Lake Street Maintains Buy Rating on Rite Aid with Lower PT of $19
Lake Street Capital Markets has maintained its Buy rating on Rite Aid Corporation (RAD) despite recent market dynamics and financial performance. The investment firm has lowered its price target to $19, reflecting the ongoing challenges and uncertainties in the retail pharmacy sector. Lake Street's analysts cited Rite Aid's bankruptcy risk, tariff impacts on 2026, and Medicare policy shifts as key factors influencing their revised outlook.
McKesson Corporation, a major pharmaceutical distribution company, reported record revenues of $97.8 billion for Q1 Fiscal 2026, an increase of 23% over the prior year [1]. The growth was driven by a 9% increase in adjusted operating profit to $1.4 billion, with three segments delivering double-digit growth. However, McKesson's earnings call highlighted risks from Rite Aid's bankruptcy, tariff impacts on fiscal 2026, and Medicare policy shifts, which could affect revenue streams [1].

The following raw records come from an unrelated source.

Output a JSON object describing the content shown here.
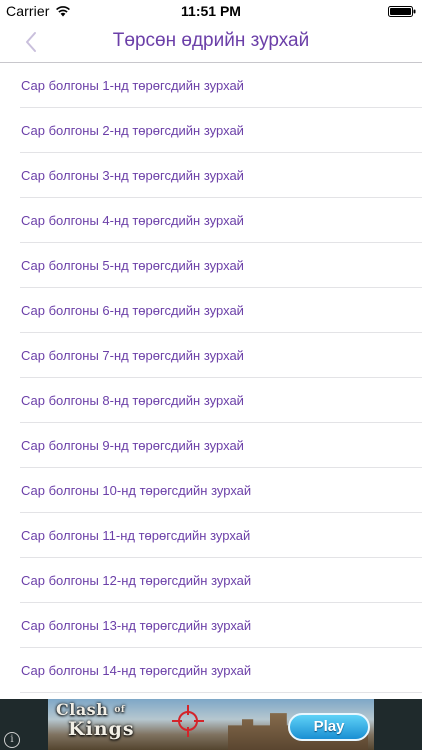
{
  "status_bar": {
    "carrier": "Carrier",
    "time": "11:51 PM"
  },
  "nav": {
    "title": "Төрсөн өдрийн зурхай",
    "back_icon": "chevron-left-icon"
  },
  "list": {
    "items": [
      {
        "label": "Сар болгоны 1-нд төрөгсдийн зурхай"
      },
      {
        "label": "Сар болгоны 2-нд төрөгсдийн зурхай"
      },
      {
        "label": "Сар болгоны 3-нд төрөгсдийн зурхай"
      },
      {
        "label": "Сар болгоны 4-нд төрөгсдийн зурхай"
      },
      {
        "label": "Сар болгоны 5-нд төрөгсдийн зурхай"
      },
      {
        "label": "Сар болгоны 6-нд төрөгсдийн зурхай"
      },
      {
        "label": "Сар болгоны 7-нд төрөгсдийн зурхай"
      },
      {
        "label": "Сар болгоны 8-нд төрөгсдийн зурхай"
      },
      {
        "label": "Сар болгоны 9-нд төрөгсдийн зурхай"
      },
      {
        "label": "Сар болгоны 10-нд төрөгсдийн зурхай"
      },
      {
        "label": "Сар болгоны 11-нд төрөгсдийн зурхай"
      },
      {
        "label": "Сар болгоны 12-нд төрөгсдийн зурхай"
      },
      {
        "label": "Сар болгоны 13-нд төрөгсдийн зурхай"
      },
      {
        "label": "Сар болгоны 14-нд төрөгсдийн зурхай"
      }
    ]
  },
  "ad": {
    "logo_line1": "Clash",
    "logo_of": "of",
    "logo_line2": "Kings",
    "play_label": "Play",
    "info_label": "i"
  },
  "colors": {
    "accent": "#6b3fa8",
    "separator": "#e3e3e6"
  }
}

Rite Aid's bankruptcy risk is a significant concern for investors. The potential collapse of the pharmacy chain could disrupt the supply chain and impact McKesson's revenue. Additionally, tariff impacts on fiscal 2026 could increase costs and reduce profitability. Medicare policy shifts, such as changes in prescription drug coverage, could also affect Rite Aid's revenue streams.
Despite these challenges, Lake Street maintains a Buy rating on Rite Aid, acknowledging the potential for recovery and growth. The investment firm believes that Rite Aid has the opportunity to improve its financial performance through cost-cutting measures and strategic partnerships. However, investors should remain cautious and monitor the situation closely.